世の中には、自分が持っている考えをそのまま実行しないと気がすまない人、自分の考えと今やっていることが違っていても、主張せず(できず)そのまま周囲に合わせている人がいる。
どちらが良いとか悪いとかではなく、俺はどちらかというと後者に属する。もともと小心者なので、事なかれ主義というか、自分の考えを曲げずに押し通すことで波風が立つようだったら、その考えを胸に秘めておこうと思ってしまう。
なので、俺には周りとの衝突を避けずに自分の主張を曲げない人をうらやましく感じるときがある。「自分もそうなりたい」と思っていても、なかなか自分の性格を変えるのは難しいものだ。
俺は元々酪農に興味があったわけでもないし、就農して二年足らずなので、俺の酪農に対する考え方はかなり稚拙だし、経営者として熟慮した考え方でもない。ただ、「自分はこうしたい。将来のためにはこうしなければならない」という理想だけが先走っている、と感じる。いろんな人と話すと、それが実感できる。俺はまだまだだ。

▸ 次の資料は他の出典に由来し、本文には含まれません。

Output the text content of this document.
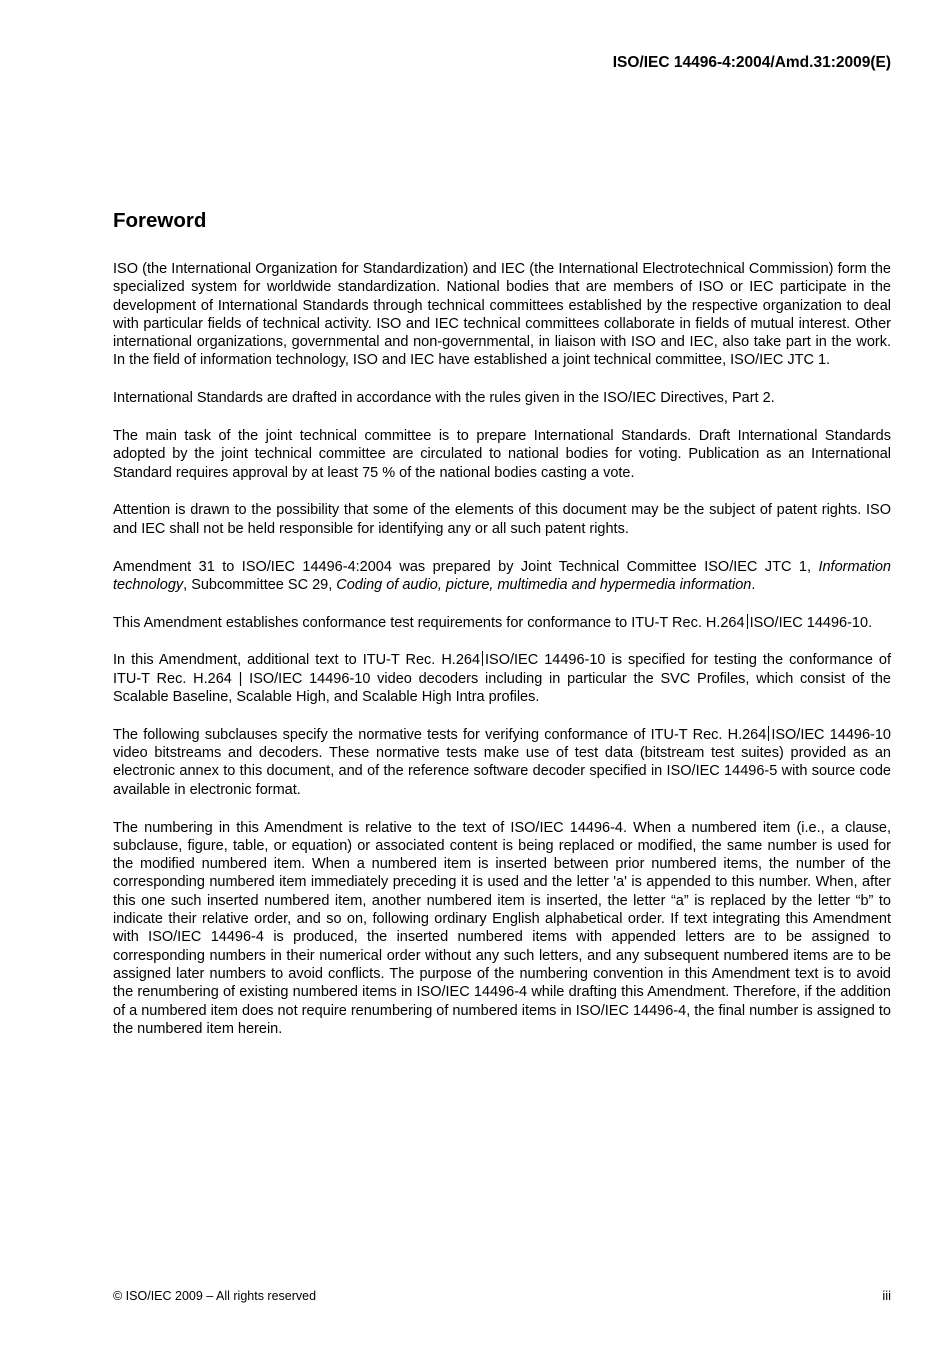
ISO/IEC 14496-4:2004/Amd.31:2009(E)
Foreword

ISO (the International Organization for Standardization) and IEC (the International Electrotechnical Commission) form the specialized system for worldwide standardization. National bodies that are members of ISO or IEC participate in the development of International Standards through technical committees established by the respective organization to deal with particular fields of technical activity. ISO and IEC technical committees collaborate in fields of mutual interest. Other international organizations, governmental and non-governmental, in liaison with ISO and IEC, also take part in the work. In the field of information technology, ISO and IEC have established a joint technical committee, ISO/IEC JTC 1.

International Standards are drafted in accordance with the rules given in the ISO/IEC Directives, Part 2.

The main task of the joint technical committee is to prepare International Standards. Draft International Standards adopted by the joint technical committee are circulated to national bodies for voting. Publication as an International Standard requires approval by at least 75 % of the national bodies casting a vote.

Attention is drawn to the possibility that some of the elements of this document may be the subject of patent rights. ISO and IEC shall not be held responsible for identifying any or all such patent rights.

Amendment 31 to ISO/IEC 14496-4:2004 was prepared by Joint Technical Committee ISO/IEC JTC 1, Information technology, Subcommittee SC 29, Coding of audio, picture, multimedia and hypermedia information.

This Amendment establishes conformance test requirements for conformance to ITU-T Rec. H.264 ISO/IEC 14496-10.

In this Amendment, additional text to ITU-T Rec. H.264 ISO/IEC 14496-10 is specified for testing the conformance of ITU-T Rec. H.264 | ISO/IEC 14496-10 video decoders including in particular the SVC Profiles, which consist of the Scalable Baseline, Scalable High, and Scalable High Intra profiles.

The following subclauses specify the normative tests for verifying conformance of ITU-T Rec. H.264 ISO/IEC 14496-10 video bitstreams and decoders. These normative tests make use of test data (bitstream test suites) provided as an electronic annex to this document, and of the reference software decoder specified in ISO/IEC 14496-5 with source code available in electronic format.

The numbering in this Amendment is relative to the text of ISO/IEC 14496-4. When a numbered item (i.e., a clause, subclause, figure, table, or equation) or associated content is being replaced or modified, the same number is used for the modified numbered item. When a numbered item is inserted between prior numbered items, the number of the corresponding numbered item immediately preceding it is used and the letter 'a' is appended to this number. When, after this one such inserted numbered item, another numbered item is inserted, the letter “a” is replaced by the letter “b” to indicate their relative order, and so on, following ordinary English alphabetical order. If text integrating this Amendment with ISO/IEC 14496-4 is produced, the inserted numbered items with appended letters are to be assigned to corresponding numbers in their numerical order without any such letters, and any subsequent numbered items are to be assigned later numbers to avoid conflicts. The purpose of the numbering convention in this Amendment text is to avoid the renumbering of existing numbered items in ISO/IEC 14496-4 while drafting this Amendment. Therefore, if the addition of a numbered item does not require renumbering of numbered items in ISO/IEC 14496-4, the final number is assigned to the numbered item herein.

© ISO/IEC 2009 – All rights reserved	iii
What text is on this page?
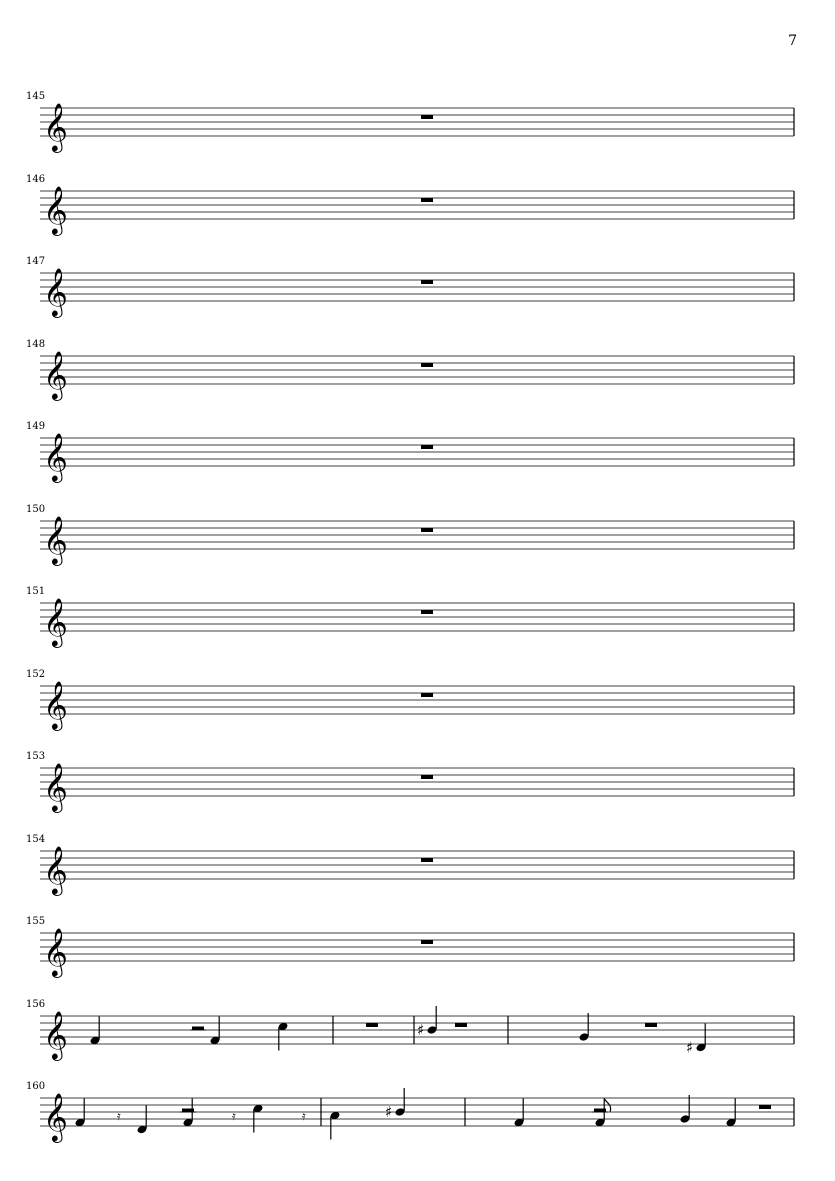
7
𝄞
145
𝄞
146
𝄞
147
𝄞
148
𝄞
149
𝄞
150
𝄞
151
𝄞
152
𝄞
153
𝄞
154
𝄞
155
𝄞
156
♯
♯
𝄞
160
𝄿	𝄿	𝄿	♯
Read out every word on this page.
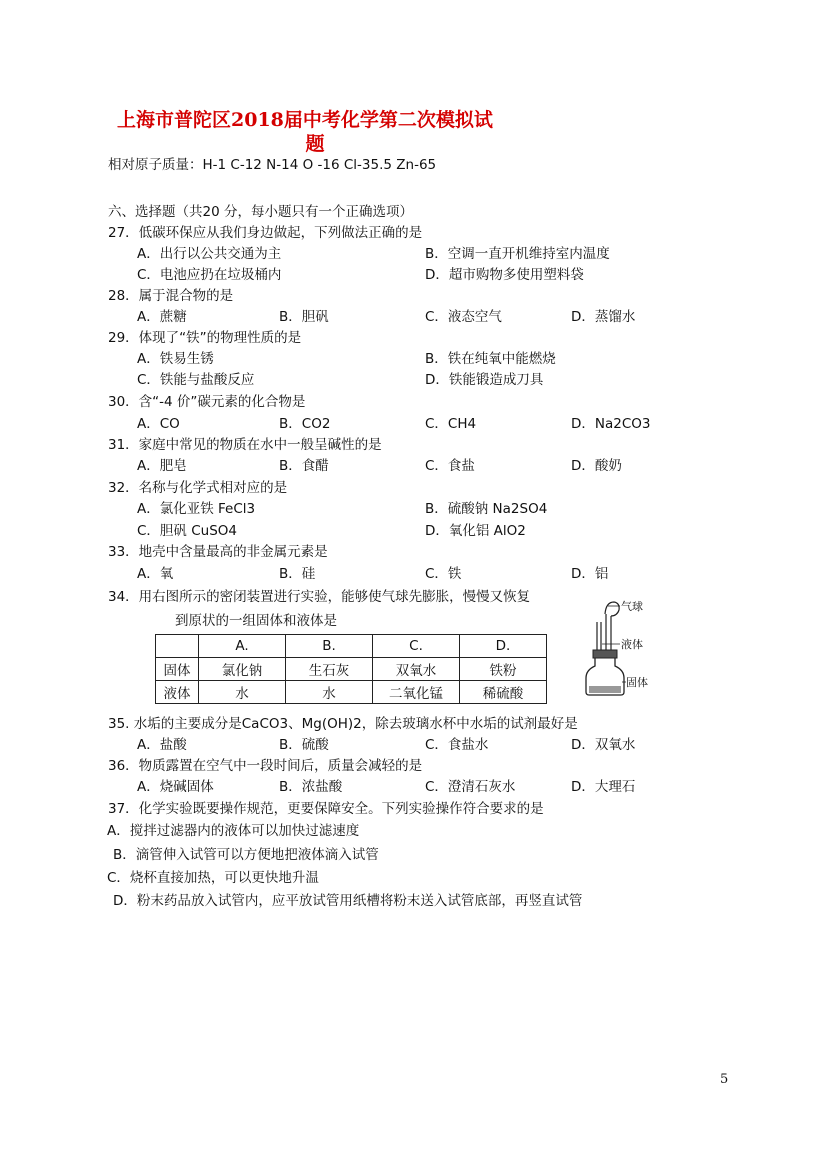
上海市普陀区2018届中考化学第二次模拟试
题
相对原子质量：H-1 C-12 N-14 O -16 Cl-35.5 Zn-65
六、选择题（共20 分，每小题只有一个正确选项）
27．低碳环保应从我们身边做起，下列做法正确的是
A．出行以公共交通为主	B．空调一直开机维持室内温度
C．电池应扔在垃圾桶内	D．超市购物多使用塑料袋
28．属于混合物的是
A．蔗糖	B．胆矾	C．液态空气	D．蒸馏水
29．体现了“铁”的物理性质的是
A．铁易生锈	B．铁在纯氧中能燃烧
C．铁能与盐酸反应	D．铁能锻造成刀具
30．含“-4 价”碳元素的化合物是
A．CO	B．CO2	C．CH4	D．Na2CO3
31．家庭中常见的物质在水中一般呈碱性的是
A．肥皂	B．食醋	C．食盐	D．酸奶
32．名称与化学式相对应的是
A．氯化亚铁 FeCl3	B．硫酸钠 Na2SO4
C．胆矾 CuSO4	D．氧化铝 AlO2
33．地壳中含量最高的非金属元素是
A．氧	B．硅	C．铁	D．铝
34．用右图所示的密闭装置进行实验，能够使气球先膨胀，慢慢又恢复
到原状的一组固体和液体是
	A.	B.	C.	D.
固体	氯化钠	生石灰	双氧水	铁粉
液体	水	水	二氧化锰	稀硫酸
气球
液体
固体
35. 水垢的主要成分是CaCO3、Mg(OH)2，除去玻璃水杯中水垢的试剂最好是
A．盐酸	B．硫酸	C．食盐水	D．双氧水
36．物质露置在空气中一段时间后，质量会减轻的是
A．烧碱固体	B．浓盐酸	C．澄清石灰水	D．大理石
37．化学实验既要操作规范，更要保障安全。下列实验操作符合要求的是
A．搅拌过滤器内的液体可以加快过滤速度
B．滴管伸入试管可以方便地把液体滴入试管
C．烧杯直接加热，可以更快地升温
D．粉末药品放入试管内，应平放试管用纸槽将粉末送入试管底部，再竖直试管
5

でも、俺は今持っている考えを曲げるつもりはない。ここまで来て自分の考えを曲げるということは、死ぬまで自分にうそをつくということになる。そしてそれは、自分のエゴを通して北海道に来たこと、それを受け入れてくれた福岡の両親に対して、ひどいことをすることになる。
でも、今の俺の理想はまだまだだから、それを胸の中に秘めて、まずは一日でも早く一人前の酪農家になれるように、自分なりに仕事をしていくしかないのだと思う。
誰かがこんなことを書いていた。「二十代は皿洗いの時期だ」と。あと何枚洗えばよいのか分からないが、とにかく洗い続けよう。そしてそんな自分を理解してくれている家族と友人が遠くにいてくれることも心の支えにしよう。